August

Here we go:

Sunday the first

Insects and arachnids are very photogenic.

Gatekeeper butterflies are the commonest around the pond although there are quite a few whites: large; small and green veined too.

The spider species Araneus diadematus is commonly called the European garden spider, diadem spider, orangie, cross spider and crowned orb weaver. They make webs in the many bramble bushes and sit in the middle with their ‘fingers’ on specific strands awaiting the tell-tale vibrations of a small fly entrapped.
Nursery web spiders don’t make webs but run and jump onto flies and other tiny beasts. They are often seen apparently sunbathing on bramble leaves.

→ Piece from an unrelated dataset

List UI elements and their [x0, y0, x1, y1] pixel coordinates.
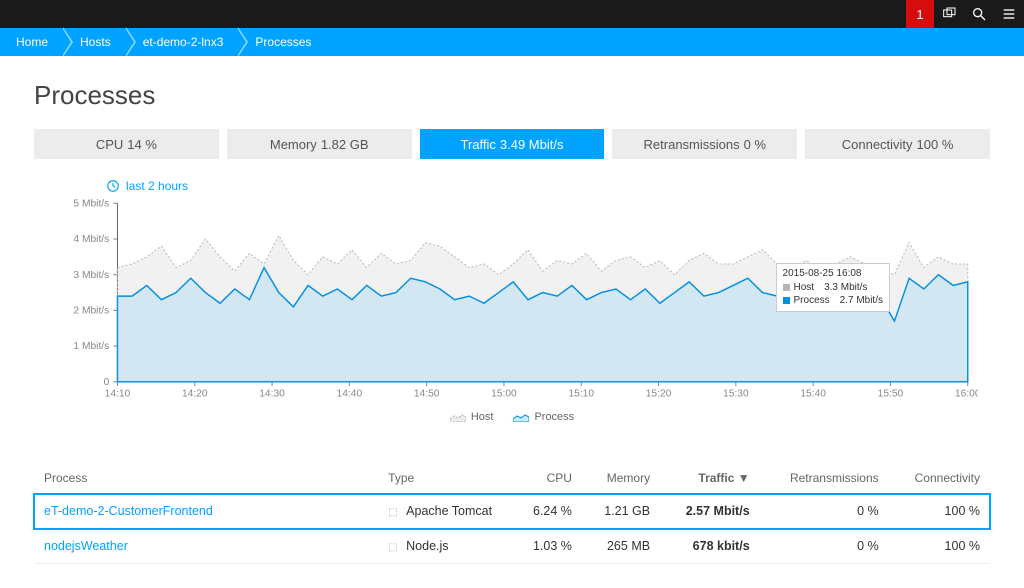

Monday the second of August

Walked to Shireoaks Woodland

In the long dry grass on the sunlit hillside facing the pond there are lots of grasshoppers. Sizes vary from one to three centimetres but they are almost too active to catch on ‘film’ as they bounce away from my clodhopping feet.
Ragwort is a favourite of bees and hoverflies as are thistles.

Flies, of course, are ubiquitous. Some are very formal looking in their striped dress.
Another garden spider in its web and a harvestman on a leaf.
Harvestmen are arachnids but not spiders; they are Opiliones. They eat smaller invertebrates which they catch using hooks at the ends of their legs.


The great crested grebe pair had four chicks although only two have survived at the time of writing.
Bees abound; they like anything that has nectar; here on rose bay willow herb (aka ‘fireweed’) and on hawkweed.
I believe the butterfly to be a large white.

I occasionally take a picture just because it ‘looks nice’, here’s one of sundry flowers and leaves hanging over the canal’s dark water.
Hoverflies, like bees, are everywhere, this one is on fleabane.


Halfway up the hill that is the Woodlands is a seat which I invariably take advantage of. I hate hills: coming from a Sheffielder that’s rather strange, it being one of the many cities supposedly built on seven hills.
More hoverflies, one on a leaf and t’other on fleabane.

Butterflies: two pics of a gatekeeper on knapweed, a meadow brown on clover stem and a large white female on, and off, knapweed.


Love the rainbow colours of hoverfly wings.

Knapweed was everywhere, bees love it as do moths: a six spot burnet is making a meal of one.
I presume that the web encrusted hole is the home of some kind of spider but I know not for sure.
Gatekeeper butterfly.


View south from the top of the Woodlands. The enormous hill that was the spoil heap from the colliery that supported at least two villages for so many years has been very sympathetically converted into a local amenity.
See the nectar pouches on the legs of the bee feeding on fleabane.

Butterflies: there’s a green veined white, a rather ragged meadow brown and the moth is a latticed heath.
The final pano is to the west of the other one.


Meadow brown, a rather strange bee, a small white and a pair of bees all on knapweed.
There’s a gatekeeper on fleabane and two views of a six spot burnet on a teasel.
Finally a green veined white on bramble.




Published by Roger

4 thoughts on “August

  1. There were Burnet moths on a rake near Windmill {on the way to Bradwell} until sheep were brought in to allow diversity. The sheep ate the scabious and the moths disappeared. Didn’t count their spots.
    There’s buddleia in this garden; peacock, small tortoishell and red admiral.

    Liked by 1 person

    1. The moth on the teasel was dead. ☹️ Was it spiked? I know not.
      The buddleja round here has been bereft of butterflies this year and last – no idea why. They’ve been covered in ’em previously.